Peacock's documentary proposes that there could have been more victims, too. In it, former police officer Rafael Tovar recounts Gacy telling him that “45 sounds like a good number” when asked if there were more victims. When asked where the other 12 bodies might be, Gacy retorted, “No, that’s your job. You got to find out.” Gacy was an unreliable, serial liar who from after his initial confession up until his death denied any wrongdoing of most of the murders he was convicted of, but Tovar states that he believed Gacy was being honest at that moment.
The documentary also features Bill Dorsch, a former Chicago homicide detective who knew John Wayne Gacy, and once saw him with a shovel in the middle of the night in the yard of his mother’s apartment building, where he kept the grounds in the 1970s.
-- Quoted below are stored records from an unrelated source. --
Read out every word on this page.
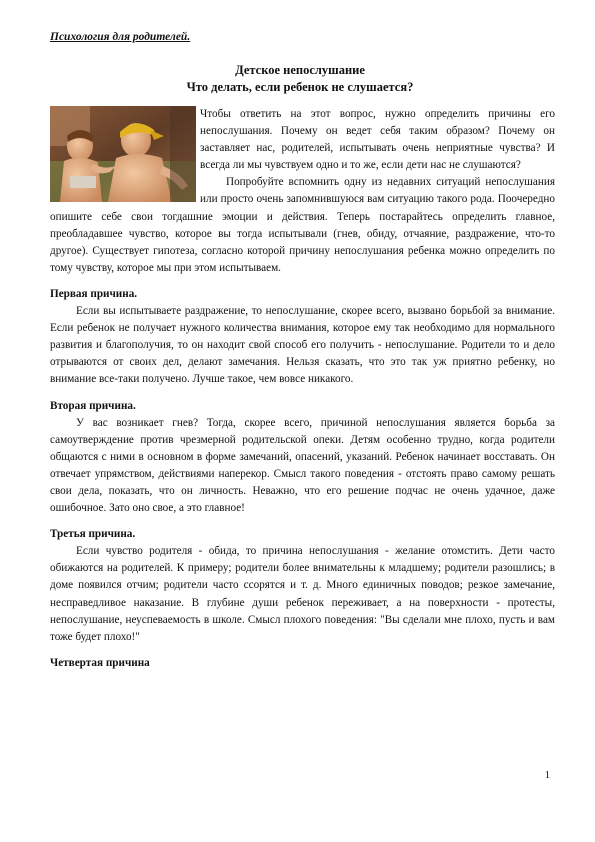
Психология для родителей.
Детское непослушание
Что делать, если ребенок не слушается?

Чтобы ответить на этот вопрос, нужно определить причины его непослушания. Почему он ведет себя таким образом? Почему он заставляет нас, родителей, испытывать очень неприятные чувства? И всегда ли мы чувствуем одно и то же, если дети нас не слушаются?

Попробуйте вспомнить одну из недавних ситуаций непослушания или просто очень запомнившуюся вам ситуацию такого рода. Поочередно опишите себе свои тогдашние эмоции и действия. Теперь постарайтесь определить главное, преобладавшее чувство, которое вы тогда испытывали (гнев, обиду, отчаяние, раздражение, что-то другое). Существует гипотеза, согласно которой причину непослушания ребенка можно определить по тому чувству, которое мы при этом испытываем.

Первая причина.

Если вы испытываете раздражение, то непослушание, скорее всего, вызвано борьбой за внимание. Если ребенок не получает нужного количества внимания, которое ему так необходимо для нормального развития и благополучия, то он находит свой способ его получить - непослушание. Родители то и дело отрываются от своих дел, делают замечания. Нельзя сказать, что это так уж приятно ребенку, но внимание все-таки получено. Лучше такое, чем вовсе никакого.

Вторая причина.

У вас возникает гнев? Тогда, скорее всего, причиной непослушания является борьба за самоутверждение против чрезмерной родительской опеки. Детям особенно трудно, когда родители общаются с ними в основном в форме замечаний, опасений, указаний. Ребенок начинает восставать. Он отвечает упрямством, действиями наперекор. Смысл такого поведения - отстоять право самому решать свои дела, показать, что он личность. Неважно, что его решение подчас не очень удачное, даже ошибочное. Зато оно свое, а это главное!

Третья причина.

Если чувство родителя - обида, то причина непослушания - желание отомстить. Дети часто обижаются на родителей. К примеру; родители более внимательны к младшему; родители разошлись; в доме появился отчим; родители часто ссорятся и т. д. Много единичных поводов; резкое замечание, несправедливое наказание. В глубине души ребенок переживает, а на поверхности - протесты, непослушание, неуспеваемость в школе. Смысл плохого поведения: "Вы сделали мне плохо, пусть и вам тоже будет плохо!"

Четвертая причина

1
But when Dorsch called in to alert the police of this strange encounter after Gacy was arrested in 1978, the police did not immediately excavate the area. "I couldn't understand why anybody would not want to follow through on this," Dorsch told the Chicago Tribune in 2012. The documentary shows that the area was examined by radar and dug up in 1998 and 2013, although not in its entirety, and only in locations that witnesses have stated were incorrect.
“If there are more victims out there and they could be connected to him, it would give resolution to any families who are still searching for answers,” Alexa Danner, one of the executive producers of the series, told NBC. Gacy has not officially been connected to any other murders aside from the 33 he was convicted for by authorities.
In 2017, victim number 24 was identified by DNA matching as Jimmy Haakenson, a 16-year-old boy who had traveled from Minnesota to Chicago in 1976. Six known Gacy victims remain unidentified to this day.